CA Paris, 3e ch. A, 15 décembre 1992, n° 92-015762
PARIS
Arrêt
Infirmation
PARTIES
Demandeur :
Association des franchisés de la chaîne d'hôtels restaurants Confortel Louisiane et Relais Confortel, Cavelier de la Salle (Sté), Chanlippe (Sté), Force Neuf (Sté), Hôtel de l'Est Lyonnais (Sté), Hôtelletière de Monferrier (Sté), Hôtelière Quiravi (Sté), Hôtelière Sophia Antipolis (Sté), Lagnyotel (Sté), Lydia K. (Sté), Mississipi (Sté), Plan Sarrin (Sté), SHT (Sté), Villebon Hôtel (Sté), Nouvelle Orléans (Sté)
Défendeur :
Libert (ès qual.), Corextel (Sté), Souchon (ès qual.), Confortel (Sté)
COMPOSITION DE LA JURIDICTION
Président :
Mlle Aubert
Avocat général :
M. Mellottée
Conseillers :
Mme Nerondet, M. Albertini
Avoués :
SCP Duboscq, Pellerin, SCP Varin, Petit, Me Bourdais-Virenque
Avocats :
Mes Ben Soussen, Gourdain, Poudeux.
LA COUR statue sur l'appel à jour fixe interjeté par l'association des Franchisés de la chaîne d'hôtels-restaurants " Confortel Louisiane " et " Relais Confortel ", par les sociétés Cavelier de la Salle, Chalippe, Force Neuf, Hôtel de l'Est lyonnais, Hôtelière de Montferrier, Hôtelière Quiravi, Hôtelière Sophia Antipolis, Lagnyotel, Lydia K, Mississipi, Plan Sarrin, SHT, Villebon Hôtel, Nouvelle Orléans du jugement rendu le 29 juin 1992 qui a ordonné la cession totale des actifs de l'entreprise Corextel au pris de 4 300 000 F, au profit de la société Confortel et qui a ordonné d'une part, la cession des contrats d'eau, de gaz, d'électricité, de téléphone et d'assurances à l'exclusion de tout autre contrat de franchise en vertu de l'article 86 de la loi du 25 janvier 1985 consentis par la société Corextel aux sociétés selon l'annexe I ci-jointe visant, notamment, les contrats des sociétés appelantes.
ELEMENTS DU LITIGE :
La société Corextel a été en juillet 1984 créée sous la forme anonyme et a développé une chaîne d'hôtels-restaurants deux étoiles sous la marque " Confortel Louisiane ".
Au moment de l'ouverture, à son égard, de la procédure de redressement judiciaire par le Tribunal de commerce de Corbeil, le 8 juillet 1991, vingt et un hôtels-restaurants étaient exploités par des filiales, onze étaient en projet ou en construction par l'intermédiaire de seize filiales du groupe qui comprenait cinq sociétés de services. En outre, Corextel avait conclu des contrats de franchise avec quarante-cinq sociétés hôtelières gérant le même type d'hôtels.

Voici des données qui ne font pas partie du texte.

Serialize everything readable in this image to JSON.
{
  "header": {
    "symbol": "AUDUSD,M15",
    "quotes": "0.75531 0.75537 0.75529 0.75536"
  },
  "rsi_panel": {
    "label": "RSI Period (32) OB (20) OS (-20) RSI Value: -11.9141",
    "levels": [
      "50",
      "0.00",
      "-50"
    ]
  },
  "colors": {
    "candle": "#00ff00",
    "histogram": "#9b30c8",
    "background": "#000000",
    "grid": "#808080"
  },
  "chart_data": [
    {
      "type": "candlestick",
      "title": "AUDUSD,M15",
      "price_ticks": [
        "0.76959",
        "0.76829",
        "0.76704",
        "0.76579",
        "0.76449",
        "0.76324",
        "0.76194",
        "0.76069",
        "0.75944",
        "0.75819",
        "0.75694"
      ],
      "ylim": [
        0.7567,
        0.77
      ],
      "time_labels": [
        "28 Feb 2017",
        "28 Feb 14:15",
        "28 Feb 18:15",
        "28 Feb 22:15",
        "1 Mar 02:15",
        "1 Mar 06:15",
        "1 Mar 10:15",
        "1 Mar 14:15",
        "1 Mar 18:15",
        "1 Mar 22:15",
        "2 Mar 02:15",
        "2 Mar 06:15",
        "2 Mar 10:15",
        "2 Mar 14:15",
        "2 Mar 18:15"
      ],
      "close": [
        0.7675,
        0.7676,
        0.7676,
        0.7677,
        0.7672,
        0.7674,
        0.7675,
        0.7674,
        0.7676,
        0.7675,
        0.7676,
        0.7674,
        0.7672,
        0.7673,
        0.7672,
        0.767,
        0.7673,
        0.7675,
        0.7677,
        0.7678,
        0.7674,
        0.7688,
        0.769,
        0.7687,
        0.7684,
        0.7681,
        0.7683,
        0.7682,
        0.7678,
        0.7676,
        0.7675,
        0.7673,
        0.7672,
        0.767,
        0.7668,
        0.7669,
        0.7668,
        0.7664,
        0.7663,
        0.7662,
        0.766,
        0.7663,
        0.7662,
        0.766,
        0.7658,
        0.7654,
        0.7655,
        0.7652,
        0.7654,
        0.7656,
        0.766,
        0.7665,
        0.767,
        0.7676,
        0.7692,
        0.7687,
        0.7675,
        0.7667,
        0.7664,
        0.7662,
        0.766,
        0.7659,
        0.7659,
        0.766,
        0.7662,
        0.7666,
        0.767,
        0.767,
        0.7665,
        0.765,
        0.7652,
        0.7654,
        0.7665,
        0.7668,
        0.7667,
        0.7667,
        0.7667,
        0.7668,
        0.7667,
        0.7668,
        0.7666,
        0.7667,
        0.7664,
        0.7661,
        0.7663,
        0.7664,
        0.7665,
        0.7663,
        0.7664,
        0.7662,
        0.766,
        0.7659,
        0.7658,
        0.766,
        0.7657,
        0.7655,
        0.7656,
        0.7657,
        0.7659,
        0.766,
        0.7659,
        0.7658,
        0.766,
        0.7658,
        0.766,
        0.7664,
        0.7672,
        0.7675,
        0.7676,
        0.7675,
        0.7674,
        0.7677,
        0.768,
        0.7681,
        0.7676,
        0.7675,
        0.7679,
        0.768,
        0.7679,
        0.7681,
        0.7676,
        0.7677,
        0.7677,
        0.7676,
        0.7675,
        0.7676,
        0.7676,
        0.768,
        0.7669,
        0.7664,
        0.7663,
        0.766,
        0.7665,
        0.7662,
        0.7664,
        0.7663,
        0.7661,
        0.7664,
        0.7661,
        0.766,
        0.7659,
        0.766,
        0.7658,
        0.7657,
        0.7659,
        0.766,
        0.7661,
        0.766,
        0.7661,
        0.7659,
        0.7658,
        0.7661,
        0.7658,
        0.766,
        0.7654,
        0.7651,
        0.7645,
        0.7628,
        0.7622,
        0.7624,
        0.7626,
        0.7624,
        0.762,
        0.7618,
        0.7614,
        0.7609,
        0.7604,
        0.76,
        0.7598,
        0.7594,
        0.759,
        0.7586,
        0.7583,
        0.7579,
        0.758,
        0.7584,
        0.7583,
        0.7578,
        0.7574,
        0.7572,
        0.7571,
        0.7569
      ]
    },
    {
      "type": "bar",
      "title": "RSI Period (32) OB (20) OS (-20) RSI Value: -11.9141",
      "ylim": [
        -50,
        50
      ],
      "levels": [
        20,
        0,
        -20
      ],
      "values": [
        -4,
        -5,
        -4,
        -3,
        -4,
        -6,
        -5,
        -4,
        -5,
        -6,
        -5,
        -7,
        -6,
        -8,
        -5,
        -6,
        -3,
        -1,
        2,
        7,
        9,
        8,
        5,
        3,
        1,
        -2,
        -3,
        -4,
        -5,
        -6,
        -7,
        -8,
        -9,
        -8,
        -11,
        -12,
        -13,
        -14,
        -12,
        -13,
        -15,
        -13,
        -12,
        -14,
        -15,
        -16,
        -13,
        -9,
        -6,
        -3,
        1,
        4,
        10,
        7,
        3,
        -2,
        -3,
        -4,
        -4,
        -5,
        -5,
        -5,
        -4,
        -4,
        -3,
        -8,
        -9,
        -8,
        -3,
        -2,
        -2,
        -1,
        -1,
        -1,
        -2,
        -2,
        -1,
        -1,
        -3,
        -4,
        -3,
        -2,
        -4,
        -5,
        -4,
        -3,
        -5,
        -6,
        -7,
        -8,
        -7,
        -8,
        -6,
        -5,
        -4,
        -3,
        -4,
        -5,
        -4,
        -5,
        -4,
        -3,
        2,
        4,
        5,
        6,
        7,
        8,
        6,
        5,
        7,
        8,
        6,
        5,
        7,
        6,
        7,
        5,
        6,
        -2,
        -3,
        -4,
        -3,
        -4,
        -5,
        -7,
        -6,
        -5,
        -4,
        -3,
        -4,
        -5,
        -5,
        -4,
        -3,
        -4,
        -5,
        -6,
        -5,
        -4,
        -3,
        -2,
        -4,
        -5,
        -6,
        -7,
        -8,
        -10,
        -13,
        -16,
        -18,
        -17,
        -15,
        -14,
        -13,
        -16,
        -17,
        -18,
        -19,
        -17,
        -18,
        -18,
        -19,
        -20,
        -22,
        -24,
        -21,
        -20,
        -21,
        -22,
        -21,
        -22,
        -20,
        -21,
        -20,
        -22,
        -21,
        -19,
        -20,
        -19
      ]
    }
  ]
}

Par ces contrats, elle avait concédé le droit d'exploiter la franchise comprenant des droits de propriété incorporelle notamment la marque Confortel Louisiane et d'une manière générale le savoir-faire tels qu'ils résultaient d'un cahier des charges, une assistance technique et commerciale aux sociétés franchisées qui s'étaient engagées à acquitter des redevances et à utiliser exclusivement la franchise sur le territoire qui leur était réservé dans le but d'implanter, d'ouvrir et d'exploiter un hôtel-restaurant.
Après le prononcé du redressement judiciaire, les sociétés franchisées aujourd'hui appelantes ont assigné le Tribunal de commerce de Corbeil, Me Libert nommé administrateur judiciaire de la société Corextel aux fins de voir prononcer la nullité, subsidiairement la résiliation des contrats de franchise qui leur avaient été consentis. Le tribunal n'a pas statué sur ces procédures.
C'est dans ce contexte que le tribunal a, dans le jugement entrepris, arrêté le plan de cession au profit de Confortel prévoyant la reprise des contrats de franchise conformément à l'offre de reprise émanant des sociétés Elitair, Climat de France et Confortel qui ont déclaré faire leur affaire personnelle des procédures en cours visant à voir prononcer la nullité des contrats de franchise.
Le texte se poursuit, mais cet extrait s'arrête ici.